Among the entrepreneurs pitching new products and services in a five-minute spiel were:
• Dr. Samuel Dudley, chief of the division of Cardiology at the Cardiovascular Institute at Rhode Island and Miriam hospitals, and chief of the division of Cardiology at the Warren Alpert Medical School of Brown University, touted his new company, 3PrimeDx, which is developing a blood test to predict sudden death risk in patients with heart conditions. The blood test would enable physicians to know more precisely which patients needed to have a defibrillator implanted – a procedure that can cost up to $100,000.
• Michael Allio, one of the co-founders of the Food Innovation Network, or FIX, talked about the new space his company was founding at the intersection of food, nutrition, design and medicine. One of the prototypes his firm, which received at least $1 million in initial support from Johnson & Wales University, is now investigating is a popsicle that could deliver therapeutic medicine for chemo patients, which has led the firm to consider an entire freezer display for chilled products that could be used in pharmacies for over-the-counter sales. [See link to the Jan. 6, 2014, ConvergenceRI story below.]
• Paul Hayre of Sano, which is developing a low-cost, point-of-care biomarker diagnostic platform to diagnose and personalize healing by using the devices as chronic wound diagnostic. One of the connections Hayre made at the session was with David Goldsmith of Aspiera Medical, co-founder and director of the company, which has developed a series of skin care products to aid in healing wounds. In one of Sano’s clinical trials, the firm used Aspiera Medical products. The two talked about future potential collaborations. [See link to Jan. 20, 2014, ConvergenceRI article about Aspiera Medical below.] Goldsmith is also one of the organizers of MedMates.
• Dr. Henry Querfurth, an associate professor of neurology at the Warren Alpert School of Medicine of Brown University, and co-director of the Memory Clinic at Rhode Island Hospital, is exploring how the Alzheimer’s afflicted brain appears to be resistant to the normal action of insulin to promote glucose utilization, cell survival and synaptic plasticity. His team has found a relevant enzymatic reaction that is targeted in the disease and a compound that can reverse impairment.
• Andrew Shearer, co-founder and chief technical officer of Care Thread, has developed a patient-centered, HIPAA-compliant, IT health platform, bridging the communications gap across a patient’s team of health care providers, linking them in real time. [See link to Jan.13, 2014, article in ConvergenceRI below.]

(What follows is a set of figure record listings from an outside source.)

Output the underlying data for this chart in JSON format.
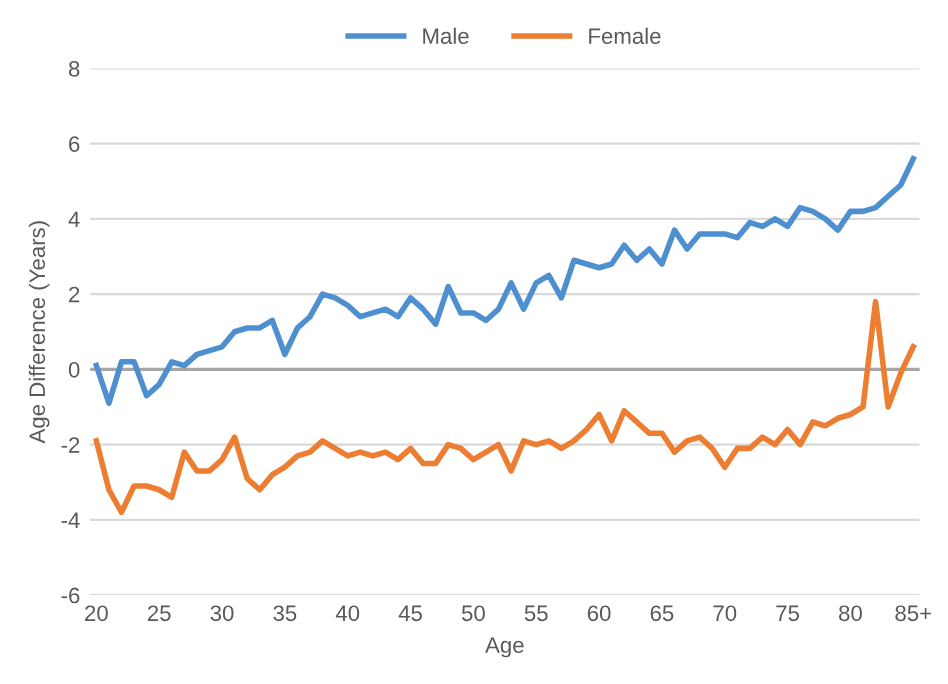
{
  "chart_data": {
    "type": "line",
    "xlabel": "Age",
    "ylabel": "Age Difference (Years)",
    "categories": [
      "20",
      null,
      null,
      null,
      null,
      "25",
      null,
      null,
      null,
      null,
      "30",
      null,
      null,
      null,
      null,
      "35",
      null,
      null,
      null,
      null,
      "40",
      null,
      null,
      null,
      null,
      "45",
      null,
      null,
      null,
      null,
      "50",
      null,
      null,
      null,
      null,
      "55",
      null,
      null,
      null,
      null,
      "60",
      null,
      null,
      null,
      null,
      "65",
      null,
      null,
      null,
      null,
      "70",
      null,
      null,
      null,
      null,
      "75",
      null,
      null,
      null,
      null,
      "80",
      null,
      null,
      null,
      null,
      "85+"
    ],
    "series": [
      {
        "name": "Male",
        "color": "#4e8fcf",
        "values": [
          0.1,
          -0.9,
          0.2,
          0.2,
          -0.7,
          -0.4,
          0.2,
          0.1,
          0.4,
          0.5,
          0.6,
          1.0,
          1.1,
          1.1,
          1.3,
          0.4,
          1.1,
          1.4,
          2.0,
          1.9,
          1.7,
          1.4,
          1.5,
          1.6,
          1.4,
          1.9,
          1.6,
          1.2,
          2.2,
          1.5,
          1.5,
          1.3,
          1.6,
          2.3,
          1.6,
          2.3,
          2.5,
          1.9,
          2.9,
          2.8,
          2.7,
          2.8,
          3.3,
          2.9,
          3.2,
          2.8,
          3.7,
          3.2,
          3.6,
          3.6,
          3.6,
          3.5,
          3.9,
          3.8,
          4.0,
          3.8,
          4.3,
          4.2,
          4.0,
          3.7,
          4.2,
          4.2,
          4.3,
          4.6,
          4.9,
          5.6
        ]
      },
      {
        "name": "Female",
        "color": "#ed7d31",
        "values": [
          -1.9,
          -3.2,
          -3.8,
          -3.1,
          -3.1,
          -3.2,
          -3.4,
          -2.2,
          -2.7,
          -2.7,
          -2.4,
          -1.8,
          -2.9,
          -3.2,
          -2.8,
          -2.6,
          -2.3,
          -2.2,
          -1.9,
          -2.1,
          -2.3,
          -2.2,
          -2.3,
          -2.2,
          -2.4,
          -2.1,
          -2.5,
          -2.5,
          -2.0,
          -2.1,
          -2.4,
          -2.2,
          -2.0,
          -2.7,
          -1.9,
          -2.0,
          -1.9,
          -2.1,
          -1.9,
          -1.6,
          -1.2,
          -1.9,
          -1.1,
          -1.4,
          -1.7,
          -1.7,
          -2.2,
          -1.9,
          -1.8,
          -2.1,
          -2.6,
          -2.1,
          -2.1,
          -1.8,
          -2.0,
          -1.6,
          -2.0,
          -1.4,
          -1.5,
          -1.3,
          -1.2,
          -1.0,
          1.8,
          -1.0,
          -0.1,
          0.6
        ]
      }
    ],
    "ylim": [
      -6,
      8
    ],
    "yticks": [
      -6,
      -4,
      -2,
      0,
      2,
      4,
      6,
      8
    ],
    "grid": "y",
    "legend": "top"
  }
}
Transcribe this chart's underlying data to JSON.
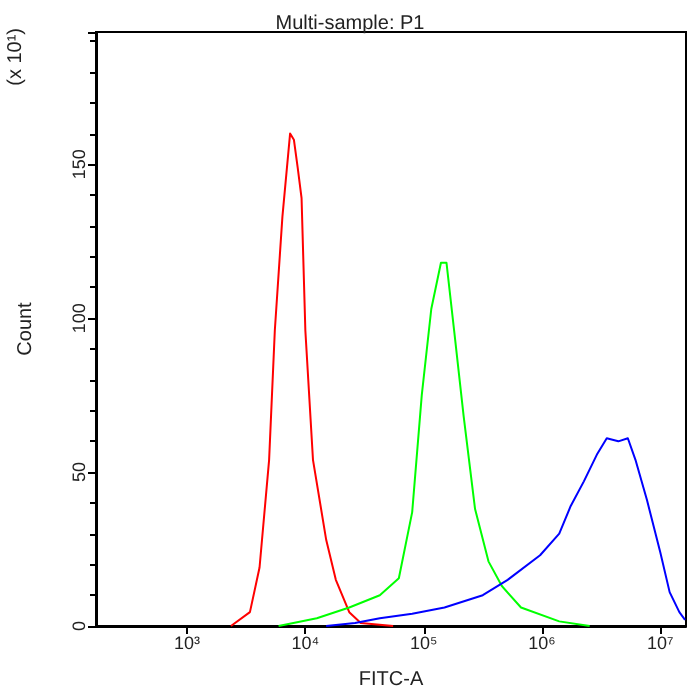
{
  "chart_data": {
    "type": "line",
    "title": "Multi-sample: P1",
    "xlabel": "FITC-A",
    "ylabel": "Count",
    "annotations": [
      "(x 10¹)"
    ],
    "log": "x",
    "xlim": [
      170,
      16500000
    ],
    "xticks": [
      {
        "value": 1000,
        "label": "10³"
      },
      {
        "value": 10000,
        "label": "10⁴"
      },
      {
        "value": 100000,
        "label": "10⁵"
      },
      {
        "value": 1000000,
        "label": "10⁶"
      },
      {
        "value": 10000000,
        "label": "10⁷"
      }
    ],
    "ylim": [
      0,
      193
    ],
    "yticks": [
      0,
      50,
      100,
      150
    ],
    "grid": false,
    "marker": "none",
    "line_style": "solid",
    "series": [
      {
        "color": "#ff0000",
        "x": [
          2350,
          3400,
          4100,
          4940,
          5520,
          6400,
          7430,
          8000,
          8610,
          9290,
          10000,
          11600,
          15000,
          18100,
          23500,
          29400,
          55200
        ],
        "values": [
          0,
          4.5,
          19,
          54,
          96,
          133,
          160,
          158,
          149,
          139,
          96,
          54,
          28,
          15,
          4.5,
          1,
          0
        ]
      },
      {
        "color": "#00ff00",
        "x": [
          5940,
          12500,
          23500,
          42600,
          61700,
          80000,
          96400,
          116000,
          140000,
          156000,
          181000,
          218000,
          272000,
          353000,
          458000,
          665000,
          1400000,
          2530000
        ],
        "values": [
          0,
          2.5,
          6,
          10,
          15.5,
          37,
          75,
          103,
          118,
          118,
          96,
          68,
          38,
          21,
          13,
          6,
          1.5,
          0
        ]
      },
      {
        "color": "#0000ff",
        "x": [
          15000,
          26300,
          42600,
          80000,
          150000,
          316000,
          513000,
          964000,
          1400000,
          1750000,
          2260000,
          2940000,
          3530000,
          4420000,
          5320000,
          6170000,
          7710000,
          10000000,
          12000000,
          14500000,
          16200000
        ],
        "values": [
          0,
          1,
          2.5,
          4,
          6,
          10,
          15,
          23,
          30,
          39,
          47,
          56,
          61,
          60,
          61,
          54,
          41,
          24,
          11,
          4.5,
          2
        ]
      }
    ]
  }
}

• Nick Dougherty of VerbalCare, a company that has developed a patient-engagement platform using a tablet instead of an on-off signal for communicating with nurses and doctors from a hospital bed, to improve the quality of life and outcomes for patients.
• Walt Besio of CREmedical Corp., a medical device startup that has improved the basic electrodes to create noninvasive high-fidelity brain signal recording devices, focused initially on EEGs.
• Chris Macomber of UV Therapeutics has developed a non-drug technology for the treatment of autoimmune diseases, and will soon be starting their first clinical trial in the treatment of Lupus this month.
• Patricia Burbank, director of Graduate Studies at the University of Rhode Island, College of Nursing, has invented a device, AAGILE, that helps remind older adults to be physically active. The AAGILE device, worn at the waist similar to a pedometer, monitors activities in three dimensions and can play pre-recorded messages – including messages from loved ones or instructions from caregivers.

Sandwiched in between the presentations was a panel discussion, two networking breaks and a reception, where conversations, connections and collisions were happening in a fast and furious fashion.